Sphere offers the crew of the Space Angel enticement to cooperate. Cooperate with Sphere and become vastly powerful and wealthy in the process! Why not just force them to do its will? Sphere doesn’t want to have to contend with rebellious minions. Minions who might just figure out a way to drop Sphere (which is fairly small and completely immobile) into the nearest black hole.
The crew cooperates. They purchase some military-grade weapons and recruit two genetically engineered space warriors to use them. Sphere then helps them equip Space Angel with a star drive that is far faster and less nausea-and-hallucination-inducing than the conventional Whoopee drive.
After that, it’s off to the centre of the Milky Way, where alien civilizations and alien relics abound. Oh, and where a mad god waits to greet them all.
I have read about many imagined star drives that cause hallucinations in users, but the Whoopee drive is the only one I recall that causes uncontrollable diarrhea. Yes, this made large troop transports unpleasant.
Having just received my copy of Deepnight Revelation, a Traveller campaign detailing a twenty-year exploration expedition, I was in the mood for something Traveller-esque. Space Angel, with its tramp starship and foray into the deepest parts of the Milky Way, seemed just the ticket.
I should have remembered that there was a reason that even though I’ve owned this book for forty-two years, I’ve never gotten around to rereading it.
Space Angel is indeed very Traveller-like. It resembles campaigns run by uncreative gamemasters who generate adventures with random encounter tables. Emphasis on random.

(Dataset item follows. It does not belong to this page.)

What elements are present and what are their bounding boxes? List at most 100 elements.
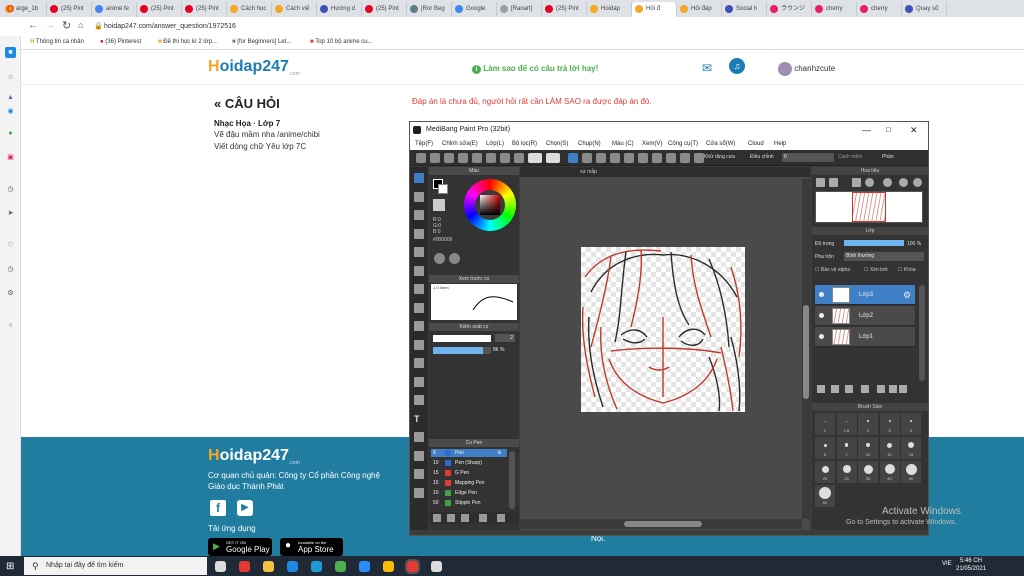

The centre of the galaxy turns out to be littered with relics and civilizations, to be encountered serially, few of which have anything to do with the quest supposedly motivating Sphere.
I will grant that the encounters provide a nice example of how to add player characters when the campaign is already well underway: the ship retrieves Homer1, an invulnerable, immortal alien, from a deep-space wreck, thus acquiring a guide. In the spirit of you can’t always have what you want, Homer is very well informed but primarily in fields pertaining to poetry. If what Space Angelneeds to know isn’t contained in a stanza somewhere, the odds that Homer knows it go way down.
Alas, the novel reads as though Roberts had a general idea of the sort of book he wanted to write—I suspect it was “another Solar Queen adventure2”—but wasn’t quite sure how to shape a coherent narrative. As a result, it’s all a bit random until suddenly, having reached the desired word count, the narrative abruptly is resolved. For now: there’s a sequel, which I have never read.
Space Angel is out of print. I confess this does not surprise me. The revelation that there was a sequel was unexpected.
1: Homer is a nickname of sorts, since humans cannot pronounce its real name.
2: Just like the crew of the Solar Queen, the Space Angel’s crew never see the riches they have been promised. They are forced to undertake endless side-quests before they can finish the task for which they were recruited.